I’ve also heard impassioned arguments from folks I respect greatly who feel that it’s best to work with the worst environmental offenders from the inside out. Recently I heard Peter Seligmann, the charismatic founder of Conservation International, explain his decision to accept money and other support from WalMart several years ago. The result of his efforts was WalMart’s decision to adopt numerous green initiatives and the company is now the largest seller of organic food in the world.

Seligmann’s well-thought-out “keep your environmental enemies close” strategy has helped effect real change, in other words. WalMart may still be doing some bad stuff, but it’s better than it used to be. That’s how begrudgingly difficult progress happens.

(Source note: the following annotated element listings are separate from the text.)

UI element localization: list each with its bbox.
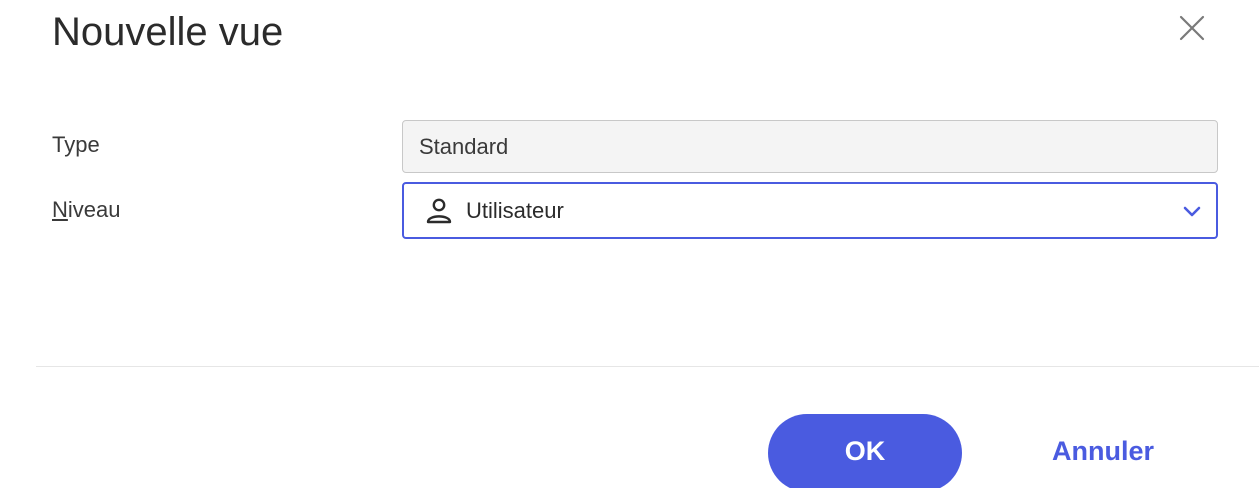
niveau-value: Utilisateur — [466, 197, 564, 223]
type-field: Standard — [402, 120, 1218, 173]
type-value: Standard — [419, 133, 509, 159]
close-icon — [1179, 15, 1205, 41]
niveau-label-rest: iveau — [67, 197, 121, 222]
user-icon — [424, 196, 454, 226]
type-label: Type — [52, 132, 100, 157]
new-view-dialog: Nouvelle vue Type Standard Niveau Utilis… — [0, 0, 1259, 488]
footer-divider — [36, 366, 1259, 367]
niveau-label-mnemonic: N — [52, 197, 68, 222]
niveau-select[interactable]: Utilisateur — [402, 182, 1218, 239]
niveau-label: Niveau — [52, 197, 120, 223]
close-button[interactable] — [1172, 8, 1212, 48]
dialog-title: Nouvelle vue — [52, 10, 284, 54]
chevron-down-icon[interactable] — [1178, 197, 1206, 225]
ok-button[interactable]: OK — [768, 414, 962, 488]
cancel-button[interactable]: Annuler — [1022, 414, 1184, 488]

The real problem in the Scotts Miracle Gro marriage with National Wildlife is that nothing in NWF’s rhetoric, so far at least, acknowledges that Scotts Miracle Gro has heretofore been killing the environment. Nothing in the press release states that there’s a goal in place to reduce environmental toxins sold by its newfound benefactor. All NWF appears to be presenting is a series of events that gives Scotts a chance to pretend to give a damn about the environment.

Scotts Miracle Gro continues to claim publicly that its products are safe when used as directed — and the whole damn environmental community knows it’s a lie. NWF knows it’s a lie, too.

So, yes. Please post your opinions to the NWF Facebook page. Leave a message on the organization’s web site:

If NWF is going to keep this money then we need to make the organization understand just how soiled we think it has become.